Gov. Raimondo won’t send National Guard to southern border if President asks

By: Rebecca Turco

Email: rturco@abc6.com       

PROVIDENCE, R.I. – Even though Rhode Island hasn’t been asked to send any National Guard members or equipment to the U.S.-Mexico border, the governor is preemptively saying the state won’t take part in any way.

Governor Gina Raimondo (D) feels children shouldn’t be separated from their parents as part of the Trump administration’s zero-tolerance immigration policy.

"It’s wrong,” she told reporters Tuesday. "I’m not going to be a part of doing anything that I think is inhumane, unjust, Un-American, and just wrong."

Outcries and videos of children at detention centers in Texas are changing many leaders’ minds. On Monday, Massachusetts Governor Charlie Baker (R) rescinded his offer to send a two-person flight crew to help with border patrol.

"The folks in Washington, Democrats and Republicans, should find a way to work together to get something done so that we aren’t a country that tears children away from their moms and their dads at the border,” he said. “There has to be a better answer to this than that one."

Governors from six other states are also taking their National Guard members off the table.

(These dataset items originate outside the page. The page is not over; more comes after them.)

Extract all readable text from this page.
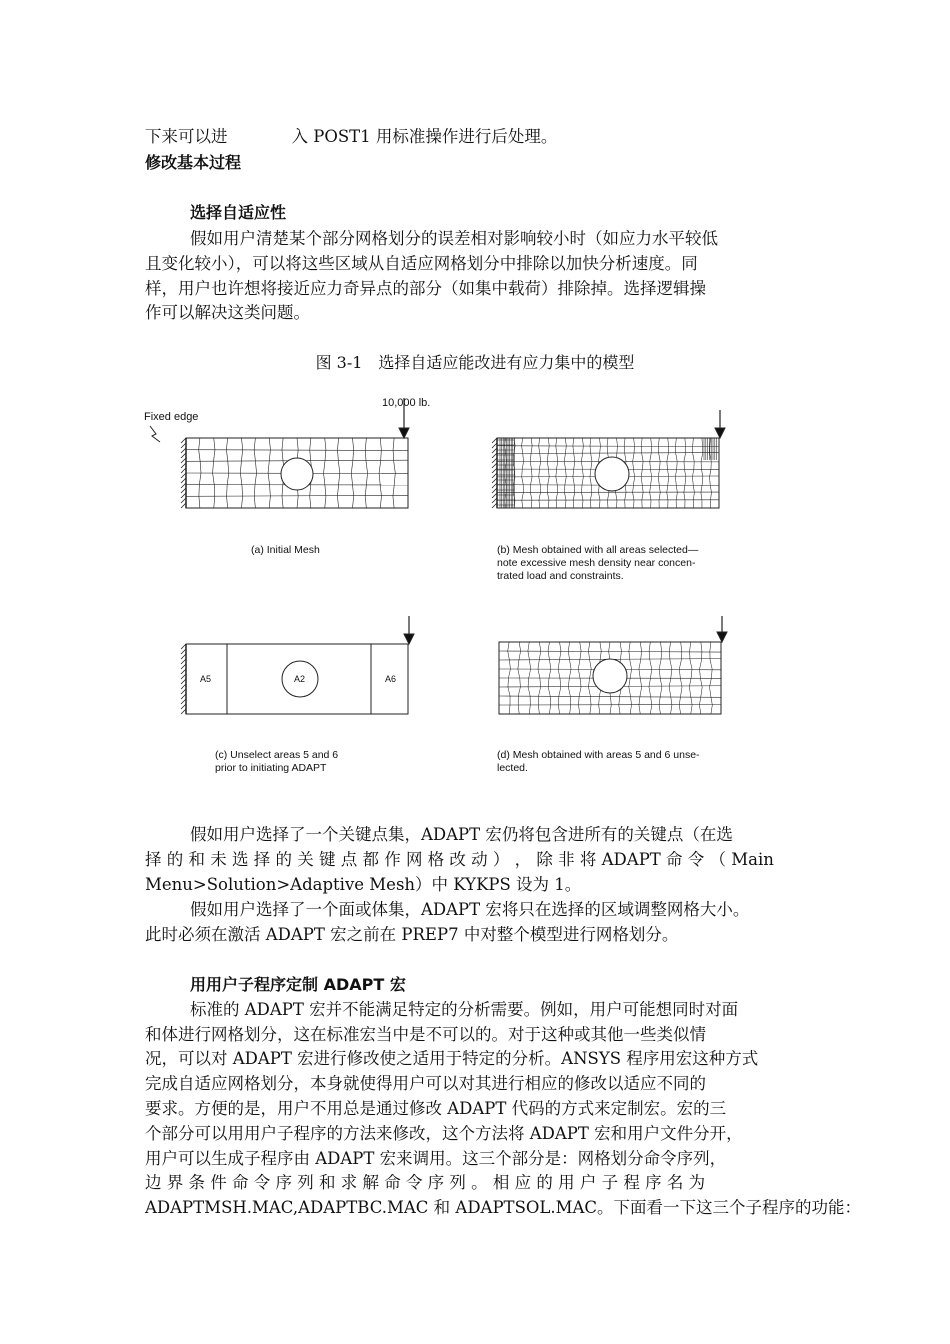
下来可以进	入 POST1 用标准操作进行后处理。
修改基本过程
选择自适应性
假如用户清楚某个部分网格划分的误差相对影响较小时（如应力水平较低
且变化较小），可以将这些区域从自适应网格划分中排除以加快分析速度。同
样，用户也许想将接近应力奇异点的部分（如集中载荷）排除掉。选择逻辑操
作可以解决这类问题。
图 3-1　选择自适应能改进有应力集中的模型
10,000 lb.
Fixed edge
A5	A2	A6
(a) Initial Mesh	(b) Mesh obtained with all areas selected—
note excessive mesh density near concen-
trated load and constraints.
(c) Unselect areas 5 and 6
prior to initiating ADAPT
(d) Mesh obtained with areas 5 and 6 unse-
lected.
假如用户选择了一个关键点集，ADAPT 宏仍将包含进所有的关键点（在选
择 的 和 未 选 择 的 关 键 点 都 作 网 格 改 动 ） ， 除 非 将 ADAPT 命 令 （ Main
Menu>Solution>Adaptive Mesh）中 KYKPS 设为 1。
假如用户选择了一个面或体集，ADAPT 宏将只在选择的区域调整网格大小。
此时必须在激活 ADAPT 宏之前在 PREP7 中对整个模型进行网格划分。
用用户子程序定制 ADAPT 宏
标准的 ADAPT 宏并不能满足特定的分析需要。例如，用户可能想同时对面
和体进行网格划分，这在标准宏当中是不可以的。对于这种或其他一些类似情
况，可以对 ADAPT 宏进行修改使之适用于特定的分析。ANSYS 程序用宏这种方式
完成自适应网格划分，本身就使得用户可以对其进行相应的修改以适应不同的
要求。方便的是，用户不用总是通过修改 ADAPT 代码的方式来定制宏。宏的三
个部分可以用用户子程序的方法来修改，这个方法将 ADAPT 宏和用户文件分开，
用户可以生成子程序由 ADAPT 宏来调用。这三个部分是：网格划分命令序列，
边 界 条 件 命 令 序 列 和 求 解 命 令 序 列 。 相 应 的 用 户 子 程 序 名 为
ADAPTMSH.MAC,ADAPTBC.MAC 和 ADAPTSOL.MAC。下面看一下这三个子程序的功能：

The trump administration insists the 2,000 kids in federal custody are being well taken care of. "We operate according to some of the highest standards in the country,” Secretary of Homeland Security Kirstjen Nielsen said in a press conference Monday. “We provide food, medical, education and all needs that the child requests."

The Trump administration has said this policy is meant as a deterrent to keep families from illegally crossing the border. If the president chooses to federalize the states’ National Guards to help with enforcement, the governors won’t have a choice but to comply.